Innenministerium deutet nach Urteil wegen LEA-Razzia Berufung an
Vorgehen der Polizei im Mai 2018 für Behörde verhältnismäßig – Gang vor Verwaltungsgerichtshof möglich – Urteilsbegründung steht noch aus
ELLWANGEN - Der Kameruner Alassa Mfouapon, der mittlerweile eine Art Sprachrohr für Geflüchtete in Deutschland geworden ist, hat zum Teil erfolgreich gegen das Land Baden-Württemberg vor dem Verwaltungsgericht Stuttgart geklagt. Hintergrund waren aus seiner Sicht rechtswidrige Vorgänge während der großangelegten Polizeirazzia in der Ellwanger LEA. Doch welche Folgen hat dieser Prozess?
Die Kammer gab Mfouapon dahingehend Recht, dass beispielsweise das Betreten sowie die Durchsuchung seines Zimmers und das Anlegen von Handschließen für die Personenfeststellung während der polizeilichen Aktion im Mai 2018 rechtswidrig gewesen seien. Dieser
Eingriff in das Persönlichkeitsrecht, so das Gericht, sei „nicht angemessen“.
Nach Eingang der Klage bezog zunächst das Polizeipräsidium Aalen stellvertretend für das Land BadenWürttemberg Stellung. Während des Prozesses übernahm die Vertretung das Innenministerium des Landes. Muss der Fall nun intern untersucht werden, womöglich Entschädigungen gezahlt werden? Das Ministerium lässt dies auf Nachfrage unbeantwortet. Deutet jedoch an: „In einem verwaltungsgerichtlichen Verfahren ist freilich der Gang zum Verwaltungsgerichtshof möglich.“
Dies ist laut Sprecher des Gerichts, Philipp Epple, bereits in Form einer Berufung möglich. „Das wurde vom Gericht vorzeitig zugelassen. Normalerweise läuft die Frist erst dann, sobald die Begründung des Urteils vorliegt“, so Epple weiter. Dies sei bislang noch nicht erfolgt. Vermutlich aber würden die Parteien die Ausführungen der Kammer abwarten, schätzt der Richter.
Für das Innenministerium hingegen liegt kein Fehlverhalten der Polizei vor.
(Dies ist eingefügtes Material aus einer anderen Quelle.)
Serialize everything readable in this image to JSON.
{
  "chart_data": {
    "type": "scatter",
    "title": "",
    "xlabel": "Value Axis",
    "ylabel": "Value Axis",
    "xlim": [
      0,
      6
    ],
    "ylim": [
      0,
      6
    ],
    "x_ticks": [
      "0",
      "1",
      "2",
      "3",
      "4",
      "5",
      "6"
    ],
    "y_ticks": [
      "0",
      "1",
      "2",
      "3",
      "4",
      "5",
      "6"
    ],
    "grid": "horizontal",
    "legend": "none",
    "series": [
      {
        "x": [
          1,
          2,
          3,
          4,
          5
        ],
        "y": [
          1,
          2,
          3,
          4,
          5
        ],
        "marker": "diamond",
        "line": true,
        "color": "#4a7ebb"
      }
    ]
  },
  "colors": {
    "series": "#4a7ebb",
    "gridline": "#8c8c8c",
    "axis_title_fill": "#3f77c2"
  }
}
Die Beamten hätten in Ellwangen „mit der notwendigen Härte und unmissverständlich gehandelt“, heißt es vonseiten der Behörde. Denn der Rechtsstaat ließe es nicht zu, „dass eine aggressive und gewaltbereite Gruppe männlicher Bewohner eine rechtmäßige Rückführung verhindert“. Der Einsatz sei zudem zielgerichtet und verhältnismäßig abgelaufen. Das Gericht aber habe dies nun zum Teil anders bewertet.
Das für den damaligen Einsatz zuständige Polizeipräsidium Aalen begründete das Betreten der LEA und Zimmer der Bewohner unter anderem damit, dass zuvor die Genehmigung des Regierungspräsidiums Stuttgart (RPS) eingeholt worden war, das das Hausrecht innehat. Die Behörde bestätigt dies auf Nachfrage von Schwäbische.de. Aber: „Auf die konkreten polizeilichen Maßnahmen hatte das RPS keinen Einfluss.“
Die Maßnahmen der Polizei seien nach dem Landespolizeigesetz durchgeführt worden. Das RP verfolge den Prozess mit Interesse, heißt es, und erwarte die schriftliche Begründung des Urteils. Konsequenzen aber sieht eine Sprecherin nicht. „Nach den bisherigen Informationen hat der Prozess keine direkten Auswirkungen auf die Abläufe, Arbeit oder Beschäftigte des RPS“, fügt sie an.
Alassa Mfouapon hat mittlerweile mehrere Gerichtsgebäude von innen gesehen. Sowohl als Kläger als auch als Angeklagter. So hat Mfouapon bereits vor dem Landgericht Hamburg erreicht, dass die AfD-Politikerin Alice Weidel eine getätigte Aussage nicht mehr wiederholen oder verbreiten darf. Vom Ellwanger Amtsgericht wurde der 31-Jährige wegen illegaler Einreise sowie Widersetzung bei seiner Verhaftung zu einer Geldstrafe von 400 Euro verurteilt. Der Kameruner wurde 2018 nach Italien abgeschoben, reiste aber daraufhin zweimal unerlaubt nach Deutschland ein. Vertreten wird der 31-jährige Kameruner stets von der Gelsenkirchener Anwaltskanzlei Meister und Partner. Die Kanzlei ließ eine Schwäbische.de-Anfrage zum Ausgang des Prozesses unbeantwortet.